Military strategists believe cyber attacks will play an increasingly important role in modern warfare.
While the UK Government was yesterday rolling out the red carpet to welcome the Chinese premier Wen Jiabao, a former Home Secretary, Lord Reid of Cardowan, was calling on the Coalition to create a comprehensive policy to combat cyber attacks, most of which are thought to come from China. The former Lanarkshire MP has long warned of a dangerous degree of cyber complacency in Britain and argued that the country needs to rethink its defence policy to anticipate the dangers posed by the threat from cyberspace. In a report he will publish this week, he calls for the development of a so-called Cyber Doctrine.
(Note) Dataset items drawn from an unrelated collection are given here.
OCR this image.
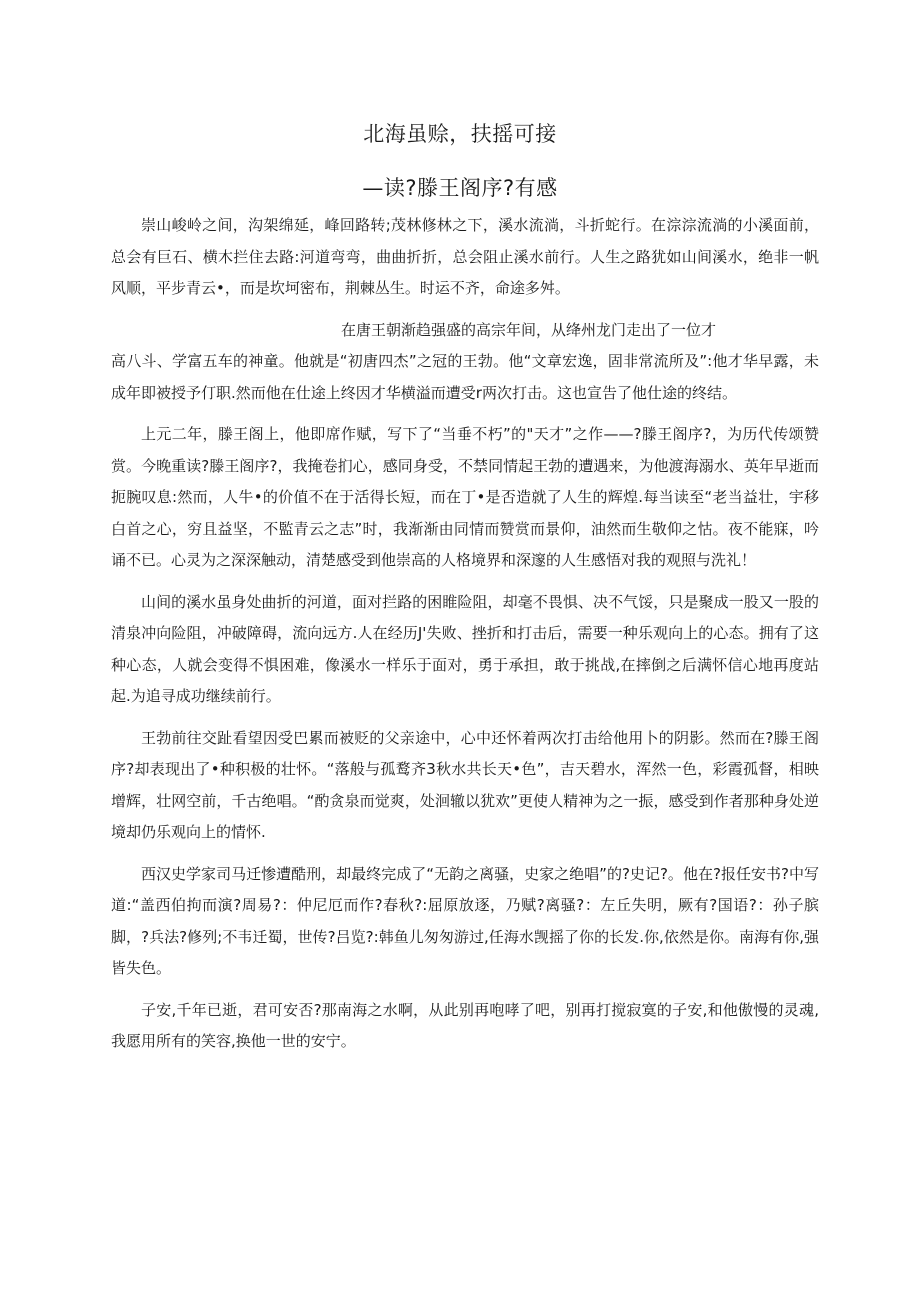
北海虽赊，扶摇可接
—读?滕王阁序?有感

崇山峻岭之间，沟架绵延，峰回路转;茂林修林之下，溪水流淌，斗折蛇行。在淙淙流淌的小溪面前，总会有巨石、横木拦住去路:河道弯弯，曲曲折折，总会阻止溪水前行。人生之路犹如山间溪水，绝非一帆风顺，平步青云•，而是坎坷密布，荆棘丛生。时运不齐，命途多舛。

在唐王朝渐趋强盛的高宗年间，从绛州龙门走出了一位才

高八斗、学富五车的神童。他就是“初唐四杰”之冠的王勃。他“文章宏逸，固非常流所及”:他才华早露，未成年即被授予仃职.然而他在仕途上终因才华横溢而遭受r两次打击。这也宣告了他仕途的终结。

上元二年，滕王阁上，他即席作赋，写下了“当垂不朽”的"天才”之作——?滕王阁序?，为历代传颂赞赏。今晚重读?滕王阁序?，我掩卷扪心，感同身受，不禁同情起王勃的遭遇来，为他渡海溺水、英年早逝而扼腕叹息:然而，人牛•的价值不在于活得长短，而在丁•是否造就了人生的辉煌.每当读至“老当益壮，宇移白首之心，穷且益坚，不監青云之志”时，我渐渐由同情而赞赏而景仰，油然而生敬仰之怙。夜不能寐，吟诵不已。心灵为之深深触动，清楚感受到他崇高的人格境界和深邃的人生感悟对我的观照与洗礼！

山间的溪水虽身处曲折的河道，面对拦路的困睢险阻，却毫不畏惧、决不气馁，只是聚成一股又一股的清泉冲向险阻，冲破障碍，流向远方.人在经历J'失败、挫折和打击后，需要一种乐观向上的心态。拥有了这种心态，人就会变得不惧困难，像溪水一样乐于面对，勇于承担，敢于挑战,在摔倒之后满怀信心地再度站起.为追寻成功继续前行。

王勃前往交趾看望因受巴累而被贬的父亲途中，心中还怀着两次打击给他用卜的阴影。然而在?滕王阁序?却表现出了•种积极的壮怀。“落般与孤鹜齐3秋水共长天•色”，吉天碧水，浑然一色，彩霞孤督，相映增辉，壮网空前，千古绝唱。“酌贪泉而觉爽，处洄辙以犹欢”更使人精神为之一振，感受到作者那种身处逆境却仍乐观向上的情怀.

西汉史学家司马迁惨遭酷刑，却最终完成了“无韵之离骚，史家之绝唱”的?史记?。他在?报任安书?中写道:“盖西伯拘而演?周易?：仲尼厄而作?春秋?:屈原放逐，乃赋?离骚?：左丘失明，厥有?国语?：孙子膑脚，?兵法?修列;不韦迁蜀，世传?吕览?:韩鱼儿匆匆游过,任海水觊摇了你的长发.你,依然是你。南海有你,强皆失色。

子安,千年已逝，君可安否?那南海之水啊，从此别再咆哮了吧，别再打搅寂寞的子安,和他傲慢的灵魂,我愿用所有的笑容,换他一世的安宁。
There is already a high level of public concern about cyber crime, which involves interfering with company and personal internet security, and which is estimated to be costing Britain £27bn a year. However, Lord Reid’s pre-occupation is with cyber attacks, aimed at destroying or disabling major computer networks, such as power supplies or communication systems. It is widely believed that the Chinese state employs armies of graduates to hack into targets such as Britain’s Ministry of Defence in an attempt to harvest information about security systems.
Recently Iain Lobban, head of GCHQ, revealed that he is handling email-borne attacks a thousand times a month. It has been revealed that the Ministry of Defence has dealt with more than 1000 “potentially serious” incident in the last year. Two years ago a cyber attack that appeared to originate in China infiltrated the Pentagon’s Joint Strike Fighter project.
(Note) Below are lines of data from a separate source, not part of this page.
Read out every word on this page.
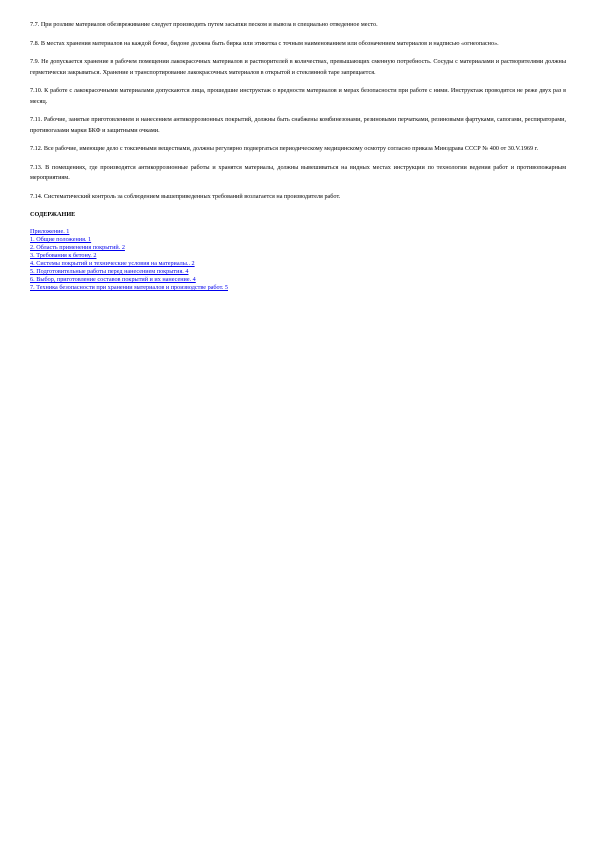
7.7. При розливе материалов обезвреживание следует производить путем засыпки песком и вывоза в специально отведенное место.

7.8. В местах хранения материалов на каждой бочке, бидоне должна быть бирка или этикетка с точным наименованием или обозначением материалов и надписью «огнеопасно».

7.9. Не допускается хранение в рабочем помещении лакокрасочных материалов и растворителей в количествах, превышающих сменную потребность. Сосуды с материалами и растворителями должны герметически закрываться. Хранение и транспортирование лакокрасочных материалов в открытой и стеклянной таре запрещается.

7.10. К работе с лакокрасочными материалами допускаются лица, прошедшие инструктаж о вредности материалов и мерах безопасности при работе с ними. Инструктаж проводится не реже двух раз в месяц.

7.11. Рабочие, занятые приготовлением и нанесением антикоррозионных покрытий, должны быть снабжены комбинезонами, резиновыми перчатками, резиновыми фартуками, сапогами, респираторами, противогазами марки БКФ и защитными очками.

7.12. Все рабочие, имеющие дело с токсичными веществами, должны регулярно подвергаться периодическому медицинскому осмотру согласно приказа Минздрава СССР № 400 от 30.V.1969 г.

7.13. В помещениях, где производятся антикоррозионные работы и хранятся материалы, должны вывешиваться на видных местах инструкции по технологии ведения работ и противопожарным мероприятиям.

7.14. Систематический контроль за соблюдением вышеприведенных требований возлагается на производителя работ.

СОДЕРЖАНИЕ
Приложение. 1
1. Общие положения. 1
2. Область применения покрытий. 2
3. Требования к бетону. 2
4. Системы покрытий и технические условия на материалы.. 2
5. Подготовительные работы перед нанесением покрытия. 4
6. Выбор, приготовление составов покрытий и их нанесение. 4
7. Техника безопасности при хранении материалов и производстве работ. 5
Last year Foreign Secretary William Hague ranked cyber attacks with conventional terrorism as a threat to national security and announced a £500m investment in enhancing Britain’s cyber defences. But Lord Reid suggests we are still far from having what he calls “a set of agile policies that shape the way we approach the challenges”. One issue that must be faced is whether the legal definition of “acts of war” needs to be changed in response to cyber attacks.
Meanwhile, as Defence Secretary Liam Fox indicated yesterday, Britain may have to move away from “some of the traditional, more muscular forms of military intervention”.
New recruits in this war may not be men who can lug a 100lb pack across hostile territory at night under fire but rather pale, spotty youths, who have honed their computer skills in their bedrooms. Instead of prosecuting British computer hackers, perhaps we should be employing them.